Could someone explain this equation to me?

[Centurion]

Average rate of change of height with respect to time = [s(a+h) - s(a)]/h. So h represents a small interval around time a. S(a) represents the position of the object at time a. Um. I tried plugging arbitrary numbers into the quation to make it so it makes more sense to me.
Then the more general equation for average rate of change:
Average rate of change of f over the interval from a to a+h = [f(a+h) - f(a)]/h]
I don't get this whole concept of a + h; h is a time interval around time a...

 

[Deleted member 4993]

Average rate of change of height with respect to time = [s(a+h) - s(a)]/h. So h represents a small interval around time a. S(a) represents the position of the object at time a. Um.
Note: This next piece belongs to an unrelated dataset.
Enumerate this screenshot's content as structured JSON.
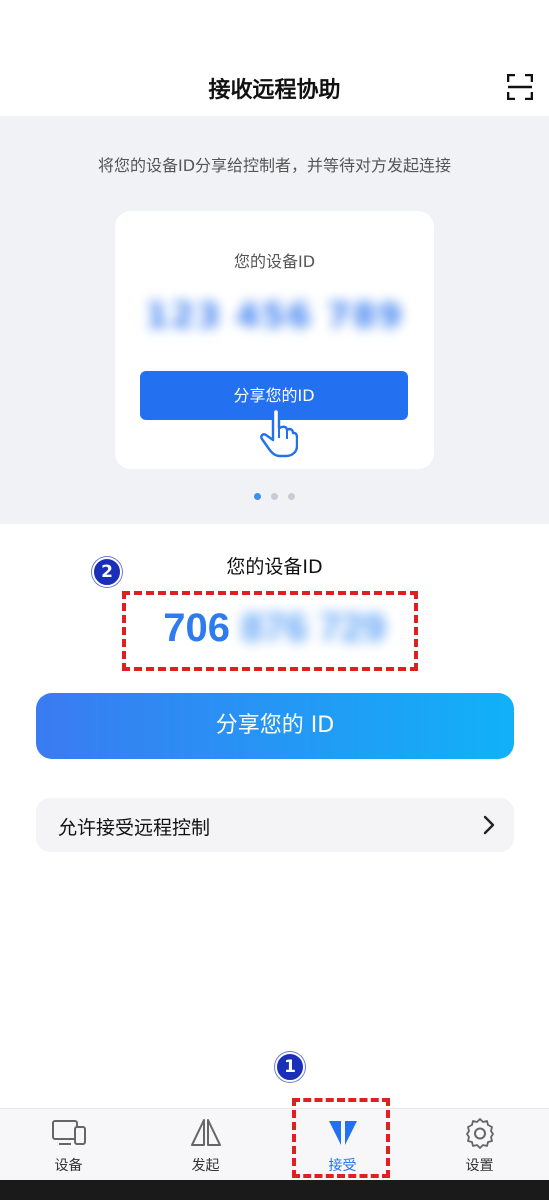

I tried plugging arbitrary numbers into the quation to make it so it makes more sense to me.
Then the more general equation for average rate of change:
Average rate of change of f over the interval from a to a+h = [f(a+h) - f(a)]/h]
I don't get this whole concept of a + h; h is a time interval around time a...

Suppose

f(x) = x² + 3
then

f(a) = a² + 3

and

f(a+h) = (a+h)² + 3 →

f(a+h) - f(a) = [(a+h)² +3] - [a² +3] = [(a² + 2ah + h²) +3] - [a² +3] = 2ah + h²

[f(a+h) - f(a)]/h = [2ah + h²]/h = [h(2a + h)]/h = 2a + h

 

[HallsofIvy]

If the height at t= 5 is f(5)= 4 m and 2 seconds later (t= 5+2= 7) it is f(5+ 2)= 4.1 meters then it has grown f(5+2)- (5)= 4.1- 4= .1 meters in two seconds which is an average rate of growth of .1/2= .05 meters per second. That is (f(5+2)- f(5))/2, or (f(a+h)- f(a))/h.